Friday

895 142 57
                                    

Magelang, kota kecil nan sejuk yang berbatasan dengan bagian utara Yogyakarta. Kota kecil yang padat dan berkembang dengan cukup pesat. Sebagai jalur utama yang menghubungkan dua kota besar Semarang dan Jogja, Magelang memang tidak pernah sepi.

Di kota inilah aku menghabiskan masa kanak-kanak sampai remajaku. Mempunyai ayah yang berprofesi sebagai tentara membuat keluargaku sering berpindah dari kota satu ke kota lainnya. Aku lahir di Banjarmasin, lalu tinggal di Magelang dari TK hingga SMA, sebelum kemudian Papa dipindahtugaskan ke Cimahi, tempat keluargaku tinggal dengan permanen sekarang.

Sejak lulus SMA, bisa dihitung dengan jari aku mengunjungi kota ini lagi. Aku kuliah di Bandung dan sekarang bekerja di Jakarta. Teman-teman sekolahku juga sudah menyebar ke berbagai kota dengan profesi mereka masing-masing. Hanya ada keluarga adik Mama di kota ini, itu pun mereka sudah pindah ke Jakarta empat tahun lalu. Makin tidak ada alasan bagiku untuk kembali ke sini.

Perlu sebuah event besar untuk akhirnya membawaku kembali ke Magelang. Akhir pekan ini, Alea, sahabatku sejak SMP, akan melangsungkan pernikahan. Resepsi dilaksanakan hari Minggu. Tetapi aku sekalian mengambil cuti dua hari, Jumat dan Senin. A short getaway untuk mengganti rencana liburanku ke Jepang akhir tahun lalu yang gagal total, juga karena Alea sudah mengultimatum bahwa dia sudah harus melihat wajahku di hari Jumat.

Untuk itulah aku mengambil flight ke Jogja Kamis malam. Pukul 22.00, aku sampai juga di Magelang dan langsung menuju hotel untuk beristirahat. Hal terakhir itu sempat ditentang keras oleh Mama.

"Ada rumah di Magelang kenapa harus di hotel, sih, Mbak?" katanya tidak habis pikir dengan kelakuan anak gadisnya yang beberapa bulan lagi akan memasuki kepala tiga ini.

Aku meringis kecil menatap wajah Mama di layar. "Rumah Magelang kan udah lama banget nggak ditinggalin, Ma. Mana berani Raina sendirian di sana malem-malem gini. Lagian kan di rumah nggak ada Wifi, nanti Raina susah urus kerjaan."

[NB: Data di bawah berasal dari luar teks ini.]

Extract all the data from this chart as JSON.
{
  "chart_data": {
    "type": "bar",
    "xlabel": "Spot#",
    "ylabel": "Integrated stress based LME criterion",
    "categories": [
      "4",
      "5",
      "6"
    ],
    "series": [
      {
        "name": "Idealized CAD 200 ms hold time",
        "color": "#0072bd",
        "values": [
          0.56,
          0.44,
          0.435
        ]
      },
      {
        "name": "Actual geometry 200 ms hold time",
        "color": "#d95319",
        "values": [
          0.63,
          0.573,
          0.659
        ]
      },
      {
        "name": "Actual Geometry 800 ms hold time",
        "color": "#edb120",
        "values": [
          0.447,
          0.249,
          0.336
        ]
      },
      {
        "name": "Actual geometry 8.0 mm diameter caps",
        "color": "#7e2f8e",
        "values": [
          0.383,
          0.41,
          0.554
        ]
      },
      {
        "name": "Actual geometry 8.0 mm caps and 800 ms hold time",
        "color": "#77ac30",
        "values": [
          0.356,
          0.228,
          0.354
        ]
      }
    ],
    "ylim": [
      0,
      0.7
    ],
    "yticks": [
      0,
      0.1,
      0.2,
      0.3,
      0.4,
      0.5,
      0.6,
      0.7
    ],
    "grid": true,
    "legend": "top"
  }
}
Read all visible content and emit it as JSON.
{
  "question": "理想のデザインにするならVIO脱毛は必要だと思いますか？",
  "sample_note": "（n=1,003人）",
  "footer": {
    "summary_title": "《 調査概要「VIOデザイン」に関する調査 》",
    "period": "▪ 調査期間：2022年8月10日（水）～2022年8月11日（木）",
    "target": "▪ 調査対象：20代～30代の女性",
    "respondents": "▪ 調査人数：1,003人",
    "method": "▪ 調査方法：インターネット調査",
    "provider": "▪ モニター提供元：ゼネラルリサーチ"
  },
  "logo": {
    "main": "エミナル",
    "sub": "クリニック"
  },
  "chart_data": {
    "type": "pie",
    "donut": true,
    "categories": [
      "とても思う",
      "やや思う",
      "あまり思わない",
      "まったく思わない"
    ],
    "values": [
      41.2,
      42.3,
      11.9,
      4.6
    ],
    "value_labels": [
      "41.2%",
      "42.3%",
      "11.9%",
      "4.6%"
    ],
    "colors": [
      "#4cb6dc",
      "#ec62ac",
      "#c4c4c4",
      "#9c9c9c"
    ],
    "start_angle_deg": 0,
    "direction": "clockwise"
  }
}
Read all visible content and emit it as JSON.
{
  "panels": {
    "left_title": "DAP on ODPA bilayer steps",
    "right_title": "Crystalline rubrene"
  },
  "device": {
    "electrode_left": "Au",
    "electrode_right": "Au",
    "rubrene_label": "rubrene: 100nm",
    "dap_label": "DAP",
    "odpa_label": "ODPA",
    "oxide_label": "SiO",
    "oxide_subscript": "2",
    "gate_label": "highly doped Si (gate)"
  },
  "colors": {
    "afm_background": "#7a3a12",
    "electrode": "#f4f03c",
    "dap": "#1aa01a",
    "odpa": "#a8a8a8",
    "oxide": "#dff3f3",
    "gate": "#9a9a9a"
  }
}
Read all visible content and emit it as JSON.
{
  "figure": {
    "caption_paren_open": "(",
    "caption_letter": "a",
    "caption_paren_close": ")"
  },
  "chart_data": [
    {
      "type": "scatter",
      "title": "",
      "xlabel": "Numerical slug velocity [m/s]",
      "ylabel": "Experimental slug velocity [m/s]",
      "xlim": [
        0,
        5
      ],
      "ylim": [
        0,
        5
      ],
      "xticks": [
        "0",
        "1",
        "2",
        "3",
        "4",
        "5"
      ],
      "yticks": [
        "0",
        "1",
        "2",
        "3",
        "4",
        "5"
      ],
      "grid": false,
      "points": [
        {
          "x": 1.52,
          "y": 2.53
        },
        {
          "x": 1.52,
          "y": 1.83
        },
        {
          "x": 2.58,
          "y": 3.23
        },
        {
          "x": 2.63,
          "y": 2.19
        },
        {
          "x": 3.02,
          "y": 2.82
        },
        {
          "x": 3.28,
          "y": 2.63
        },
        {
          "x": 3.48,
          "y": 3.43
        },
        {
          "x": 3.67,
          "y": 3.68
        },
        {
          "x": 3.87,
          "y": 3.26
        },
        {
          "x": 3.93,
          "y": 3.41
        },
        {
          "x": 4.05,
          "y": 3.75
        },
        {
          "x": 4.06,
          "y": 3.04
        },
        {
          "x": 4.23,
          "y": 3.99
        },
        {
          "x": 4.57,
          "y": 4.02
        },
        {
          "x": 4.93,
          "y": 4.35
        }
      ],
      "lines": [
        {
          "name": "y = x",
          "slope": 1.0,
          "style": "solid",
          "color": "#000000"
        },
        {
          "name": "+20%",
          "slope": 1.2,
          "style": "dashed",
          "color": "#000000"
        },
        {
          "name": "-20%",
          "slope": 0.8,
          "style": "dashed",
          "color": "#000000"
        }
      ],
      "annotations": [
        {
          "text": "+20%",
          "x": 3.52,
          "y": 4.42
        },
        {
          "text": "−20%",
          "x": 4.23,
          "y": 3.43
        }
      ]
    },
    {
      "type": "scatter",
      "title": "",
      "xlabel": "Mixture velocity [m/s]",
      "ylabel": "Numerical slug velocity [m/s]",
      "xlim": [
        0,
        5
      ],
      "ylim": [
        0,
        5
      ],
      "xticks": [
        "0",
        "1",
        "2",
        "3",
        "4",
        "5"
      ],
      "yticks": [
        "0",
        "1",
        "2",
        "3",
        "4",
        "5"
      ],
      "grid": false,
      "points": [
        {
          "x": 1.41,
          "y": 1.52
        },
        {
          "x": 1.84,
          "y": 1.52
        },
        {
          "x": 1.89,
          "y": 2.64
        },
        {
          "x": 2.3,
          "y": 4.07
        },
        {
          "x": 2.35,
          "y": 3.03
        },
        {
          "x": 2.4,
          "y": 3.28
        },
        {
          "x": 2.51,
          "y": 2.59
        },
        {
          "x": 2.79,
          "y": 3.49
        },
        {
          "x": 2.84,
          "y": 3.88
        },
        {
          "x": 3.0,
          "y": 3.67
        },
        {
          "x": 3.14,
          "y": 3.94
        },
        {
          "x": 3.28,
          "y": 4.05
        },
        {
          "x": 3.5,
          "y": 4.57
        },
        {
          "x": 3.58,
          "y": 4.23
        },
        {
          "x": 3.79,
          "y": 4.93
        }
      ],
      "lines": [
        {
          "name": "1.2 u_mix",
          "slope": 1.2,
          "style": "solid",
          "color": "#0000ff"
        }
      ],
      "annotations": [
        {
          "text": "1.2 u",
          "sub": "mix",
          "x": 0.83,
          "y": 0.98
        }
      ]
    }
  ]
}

"Lha wong cuti kok masih urus kerjaan." Mama berdecak lagi.

Berbeda dengan Mama yang mulai senewen, Papa justru terlihat bersemangat di sampingnya. Sejak aku mengutarakan maksudku untuk berkunjung ke Magelang akhir pekan ini, Papa memang yang paling antusias, bahkan melebihi aku sendiri.

"Magelang banyak berubah nggak, Mbak Na? Sekarang udah ada mall ya?"

Aku tergelak mendengar nada excited di suara Papa. "Mall banget, Pa, yang ditanyain?"

"Soalnya jaman kita di sana kan belum ada, Mbak Na. Kalau mau ke mall harus ke Jogja dulu." Papa mulai bernostalgia. Beliau memang sepertinya jatuh cinta dengan kota ini, bahkan sempat berencana menghabiskan masa tua di sini.

"Temen-temen Papa masih banyak yang di Magelang, Mbak. Kalau ada waktu mungkin kamu bisa sowan ke sana."

"Nanti aku dimarahin Alea karena malah sibuk sendiri, Pa," jelasku. Sebuah upaya untuk menolak permintaannya dengan halus. Menghabiskan waktu dengan bertandang ke rumah teman-teman Papa jelas tidak masuk dalam agendaku weekend ini.

"Woy! Udah di Magelang lo?"

Satu wajah lagi muncul di video call kami. Kiara, adikku satu-satunya, baru saja aku undang untuk bergabung. Ia saat ini masih di Jakarta karena masih ada kegiatan perkuliahan. Rencananya, Sabtu pagi ia akan menyusulku ke Magelang. Rindu, katanya.

"Kiara, yang sopan sama Mbak Na," tegur Mama langsung yang hanya dianggap angin lalu oleh Kiara.

Berbeda denganku, Kiara masih kecil waktu keluarga kami pindah ke Cimahi. Ia baru berusia tujuh tahun saat itu. Menghabiskan masa sekolah di Bandung lalu dilanjut kuliah di Jakarta, Kiara otomatis tumbuh dengan pergaulan metropolitan. Mama hanya mengelus dada tiap Kiara berbicara padaku tanpa sopan santun yang selama ini beliau ajarkan.